Ruby dispatcher and work processes

Dobai-Pataky_BSSSSl · December 6, 2010, 4:06pm

I would like to implement an (open source) application platform
analogous to SAP’s ABAP platform in Ruby. (See below for link to SAP
architecture diagrams).

In part, this requires having different Ruby processes talk to each
other, specifically having one dispatcher process dishing out work to
standalone work processes.

I am at a loss though as to how to go about this. In part, one stumbling
block I see is that if each work process is a Ruby process, I might load
ruby code (files/programs) into memory in a work process, but I couldn’t
release it again. (Obviously I don’t want to incur the expense of
starting up Ruby for each incoming request).

Any ideas on what existing frameworks I could look at? I was
wondering about using MagLev, especially to take advantage of storing
data in shared memory between processes in an easy way. (i.e. each work
process would be a MagLev instance).

Any comments or suggestions would be welcome.

Links to SAP ABAP architecture information:

http://help.sap.com/saphelp_NW70EHP1core/helpdata/en/fc/eb2e8a358411d1829f0000e829fbfe/content.htm

http://help.sap.com/SAPhelp_nw70/helpdata/en/84/54953fc405330ee10000000a114084/content.htm

mjcharl · December 6, 2010, 4:47pm

On Mon, Dec 6, 2010 at 4:08 PM, Martin C. [email protected]
wrote:

I would like to implement an (open source) application platform
analogous to SAP’s ABAP platform in Ruby. (See below for link to SAP
architecture diagrams).

Maybe the announced fairy framework is for you.

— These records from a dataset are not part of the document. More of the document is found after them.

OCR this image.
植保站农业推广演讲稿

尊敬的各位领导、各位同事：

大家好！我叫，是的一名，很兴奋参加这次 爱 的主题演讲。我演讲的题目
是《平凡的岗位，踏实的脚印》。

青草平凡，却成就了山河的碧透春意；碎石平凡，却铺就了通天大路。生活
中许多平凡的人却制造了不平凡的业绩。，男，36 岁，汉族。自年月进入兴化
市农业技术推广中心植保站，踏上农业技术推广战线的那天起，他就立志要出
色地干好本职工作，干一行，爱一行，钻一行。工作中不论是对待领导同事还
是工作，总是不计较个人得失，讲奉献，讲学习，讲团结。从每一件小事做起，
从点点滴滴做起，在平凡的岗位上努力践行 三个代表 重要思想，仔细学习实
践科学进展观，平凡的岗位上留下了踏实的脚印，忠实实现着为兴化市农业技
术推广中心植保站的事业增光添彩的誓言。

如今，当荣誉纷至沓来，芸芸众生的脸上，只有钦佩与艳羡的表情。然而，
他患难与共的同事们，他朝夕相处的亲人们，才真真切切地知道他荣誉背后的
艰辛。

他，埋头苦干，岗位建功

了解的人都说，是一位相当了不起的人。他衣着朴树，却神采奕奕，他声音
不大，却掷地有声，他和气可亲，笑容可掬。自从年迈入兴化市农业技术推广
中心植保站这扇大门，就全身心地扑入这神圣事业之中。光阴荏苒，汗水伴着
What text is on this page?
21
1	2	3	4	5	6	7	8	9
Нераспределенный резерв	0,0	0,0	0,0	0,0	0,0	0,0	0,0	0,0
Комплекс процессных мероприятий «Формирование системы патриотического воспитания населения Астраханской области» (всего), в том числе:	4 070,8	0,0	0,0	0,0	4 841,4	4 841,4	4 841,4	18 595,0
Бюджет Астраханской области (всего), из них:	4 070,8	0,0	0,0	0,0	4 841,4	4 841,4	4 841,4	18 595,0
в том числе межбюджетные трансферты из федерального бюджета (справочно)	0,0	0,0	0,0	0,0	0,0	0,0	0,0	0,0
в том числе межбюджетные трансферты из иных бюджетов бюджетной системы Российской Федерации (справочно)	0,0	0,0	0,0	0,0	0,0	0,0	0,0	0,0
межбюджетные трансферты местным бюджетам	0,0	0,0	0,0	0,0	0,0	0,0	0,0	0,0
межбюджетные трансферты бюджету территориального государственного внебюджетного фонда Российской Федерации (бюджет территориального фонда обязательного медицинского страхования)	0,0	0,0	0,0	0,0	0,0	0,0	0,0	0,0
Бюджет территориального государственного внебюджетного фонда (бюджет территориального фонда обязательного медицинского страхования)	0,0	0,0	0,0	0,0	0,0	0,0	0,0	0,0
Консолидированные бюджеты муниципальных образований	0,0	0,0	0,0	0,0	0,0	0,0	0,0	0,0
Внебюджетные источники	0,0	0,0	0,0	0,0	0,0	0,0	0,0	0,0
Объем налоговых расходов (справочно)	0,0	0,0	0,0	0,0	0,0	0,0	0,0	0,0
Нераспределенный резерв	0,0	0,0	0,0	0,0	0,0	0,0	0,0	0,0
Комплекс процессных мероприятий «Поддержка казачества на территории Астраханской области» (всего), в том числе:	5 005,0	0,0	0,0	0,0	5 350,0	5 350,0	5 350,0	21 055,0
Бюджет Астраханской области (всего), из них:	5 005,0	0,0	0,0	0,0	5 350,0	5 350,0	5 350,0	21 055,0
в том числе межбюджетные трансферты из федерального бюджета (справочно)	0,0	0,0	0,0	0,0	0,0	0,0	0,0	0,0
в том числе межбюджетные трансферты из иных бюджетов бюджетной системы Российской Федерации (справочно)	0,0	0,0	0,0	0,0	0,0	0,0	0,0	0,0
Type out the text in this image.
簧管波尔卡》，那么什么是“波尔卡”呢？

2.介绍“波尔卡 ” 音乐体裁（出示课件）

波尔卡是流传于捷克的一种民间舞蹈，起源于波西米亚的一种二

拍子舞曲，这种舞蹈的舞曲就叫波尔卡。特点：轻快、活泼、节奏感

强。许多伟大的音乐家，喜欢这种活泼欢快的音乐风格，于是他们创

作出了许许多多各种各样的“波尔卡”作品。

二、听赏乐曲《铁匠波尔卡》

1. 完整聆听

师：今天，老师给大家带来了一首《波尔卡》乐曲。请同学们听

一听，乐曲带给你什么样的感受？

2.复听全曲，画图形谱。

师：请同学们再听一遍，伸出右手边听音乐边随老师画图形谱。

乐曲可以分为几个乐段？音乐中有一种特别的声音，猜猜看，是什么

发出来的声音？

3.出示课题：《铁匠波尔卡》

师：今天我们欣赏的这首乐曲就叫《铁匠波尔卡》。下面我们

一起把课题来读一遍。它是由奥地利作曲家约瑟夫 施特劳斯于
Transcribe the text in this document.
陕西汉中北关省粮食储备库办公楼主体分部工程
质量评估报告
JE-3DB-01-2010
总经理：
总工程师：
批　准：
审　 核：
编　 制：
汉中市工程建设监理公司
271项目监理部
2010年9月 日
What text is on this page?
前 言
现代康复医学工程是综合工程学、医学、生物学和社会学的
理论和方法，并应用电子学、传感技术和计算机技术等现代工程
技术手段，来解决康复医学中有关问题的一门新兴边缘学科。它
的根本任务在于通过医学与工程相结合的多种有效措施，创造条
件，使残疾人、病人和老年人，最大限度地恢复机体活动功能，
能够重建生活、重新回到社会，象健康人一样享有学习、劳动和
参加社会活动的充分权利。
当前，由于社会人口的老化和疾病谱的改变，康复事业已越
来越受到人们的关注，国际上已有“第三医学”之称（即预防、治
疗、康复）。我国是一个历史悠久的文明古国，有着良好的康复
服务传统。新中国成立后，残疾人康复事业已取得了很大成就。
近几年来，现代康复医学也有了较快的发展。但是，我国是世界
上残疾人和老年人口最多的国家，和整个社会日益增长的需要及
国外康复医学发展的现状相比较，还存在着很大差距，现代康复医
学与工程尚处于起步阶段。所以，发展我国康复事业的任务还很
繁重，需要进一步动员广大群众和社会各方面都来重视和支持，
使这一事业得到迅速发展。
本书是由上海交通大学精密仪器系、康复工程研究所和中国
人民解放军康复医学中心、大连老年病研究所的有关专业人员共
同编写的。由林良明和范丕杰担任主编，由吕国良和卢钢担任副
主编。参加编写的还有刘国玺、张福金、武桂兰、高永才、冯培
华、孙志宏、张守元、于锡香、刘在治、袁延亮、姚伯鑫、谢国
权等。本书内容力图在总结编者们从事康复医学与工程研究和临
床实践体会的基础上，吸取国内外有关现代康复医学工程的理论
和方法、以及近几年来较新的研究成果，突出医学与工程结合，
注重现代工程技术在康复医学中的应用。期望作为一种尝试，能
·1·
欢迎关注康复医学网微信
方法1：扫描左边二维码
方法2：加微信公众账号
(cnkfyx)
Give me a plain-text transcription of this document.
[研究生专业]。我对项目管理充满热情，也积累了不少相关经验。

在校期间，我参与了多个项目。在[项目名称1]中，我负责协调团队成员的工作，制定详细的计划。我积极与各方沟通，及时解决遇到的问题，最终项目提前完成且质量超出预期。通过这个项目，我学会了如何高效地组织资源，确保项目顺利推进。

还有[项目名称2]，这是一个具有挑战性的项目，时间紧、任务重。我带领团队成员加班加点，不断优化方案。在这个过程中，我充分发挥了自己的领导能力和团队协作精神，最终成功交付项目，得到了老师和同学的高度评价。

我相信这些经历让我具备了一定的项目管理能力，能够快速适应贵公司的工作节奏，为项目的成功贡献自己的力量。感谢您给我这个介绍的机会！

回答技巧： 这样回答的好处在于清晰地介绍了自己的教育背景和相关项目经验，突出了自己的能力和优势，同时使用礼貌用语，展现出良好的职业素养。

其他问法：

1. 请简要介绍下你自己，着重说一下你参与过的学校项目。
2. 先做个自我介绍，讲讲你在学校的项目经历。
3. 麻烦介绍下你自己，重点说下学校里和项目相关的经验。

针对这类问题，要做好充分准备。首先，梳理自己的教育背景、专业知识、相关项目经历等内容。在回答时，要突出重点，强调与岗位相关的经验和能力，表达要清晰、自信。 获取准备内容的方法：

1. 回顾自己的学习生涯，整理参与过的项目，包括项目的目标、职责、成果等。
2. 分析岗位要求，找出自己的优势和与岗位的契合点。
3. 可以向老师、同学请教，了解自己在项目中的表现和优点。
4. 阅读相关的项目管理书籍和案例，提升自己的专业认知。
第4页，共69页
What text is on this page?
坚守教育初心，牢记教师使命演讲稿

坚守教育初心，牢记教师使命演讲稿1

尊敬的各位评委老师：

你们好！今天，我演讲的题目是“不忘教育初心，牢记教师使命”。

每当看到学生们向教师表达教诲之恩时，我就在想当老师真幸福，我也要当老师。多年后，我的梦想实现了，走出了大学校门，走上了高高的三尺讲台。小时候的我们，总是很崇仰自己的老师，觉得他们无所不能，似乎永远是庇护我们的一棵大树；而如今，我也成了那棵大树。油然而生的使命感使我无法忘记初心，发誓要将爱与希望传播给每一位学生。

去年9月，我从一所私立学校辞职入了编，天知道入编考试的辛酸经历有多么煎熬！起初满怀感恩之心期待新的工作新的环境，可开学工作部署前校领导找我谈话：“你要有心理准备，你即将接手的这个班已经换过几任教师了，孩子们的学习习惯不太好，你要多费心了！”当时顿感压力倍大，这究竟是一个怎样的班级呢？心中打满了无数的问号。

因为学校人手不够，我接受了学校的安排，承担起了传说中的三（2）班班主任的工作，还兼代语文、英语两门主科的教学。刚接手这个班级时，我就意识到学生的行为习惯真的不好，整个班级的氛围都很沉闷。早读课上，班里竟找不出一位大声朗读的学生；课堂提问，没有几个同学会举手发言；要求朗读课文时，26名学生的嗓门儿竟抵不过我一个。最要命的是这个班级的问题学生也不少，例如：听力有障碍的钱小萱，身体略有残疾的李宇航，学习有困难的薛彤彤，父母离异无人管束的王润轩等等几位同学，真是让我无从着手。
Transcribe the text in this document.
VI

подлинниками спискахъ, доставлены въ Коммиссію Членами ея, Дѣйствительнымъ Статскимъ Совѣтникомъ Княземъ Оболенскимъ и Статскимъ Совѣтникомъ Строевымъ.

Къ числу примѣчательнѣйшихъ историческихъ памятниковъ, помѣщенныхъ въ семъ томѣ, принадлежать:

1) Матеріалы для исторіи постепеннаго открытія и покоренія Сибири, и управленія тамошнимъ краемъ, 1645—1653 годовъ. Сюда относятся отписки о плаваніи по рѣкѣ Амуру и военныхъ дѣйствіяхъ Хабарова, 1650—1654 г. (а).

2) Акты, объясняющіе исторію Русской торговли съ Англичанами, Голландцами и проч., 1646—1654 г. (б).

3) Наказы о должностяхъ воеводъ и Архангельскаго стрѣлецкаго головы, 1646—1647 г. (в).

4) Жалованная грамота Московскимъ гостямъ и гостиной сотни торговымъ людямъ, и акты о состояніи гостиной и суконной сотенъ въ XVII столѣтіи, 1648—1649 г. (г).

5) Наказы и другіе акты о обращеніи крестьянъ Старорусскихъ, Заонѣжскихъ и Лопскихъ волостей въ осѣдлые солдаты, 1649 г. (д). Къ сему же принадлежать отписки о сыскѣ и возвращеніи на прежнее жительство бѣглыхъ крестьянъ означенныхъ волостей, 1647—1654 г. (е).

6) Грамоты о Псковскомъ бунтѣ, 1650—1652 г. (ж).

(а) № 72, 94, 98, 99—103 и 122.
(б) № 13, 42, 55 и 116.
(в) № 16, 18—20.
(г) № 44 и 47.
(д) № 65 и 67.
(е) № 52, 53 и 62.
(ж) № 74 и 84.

In part, this requires having different Ruby processes talk to each
other, specifically having one dispatcher process dishing out work to
standalone work processes.

You could have a Queue instance and have several worker processes read
from it via DRb. That would be about the simplest scenario I can
think of.

I am at a loss though as to how to go about this. In part, one stumbling
block I see is that if each work process is a Ruby process, I might load
ruby code (files/programs) into memory in a work process, but I couldn’t
release it again. (Obviously I don’t want to incur the expense of
starting up Ruby for each incoming request).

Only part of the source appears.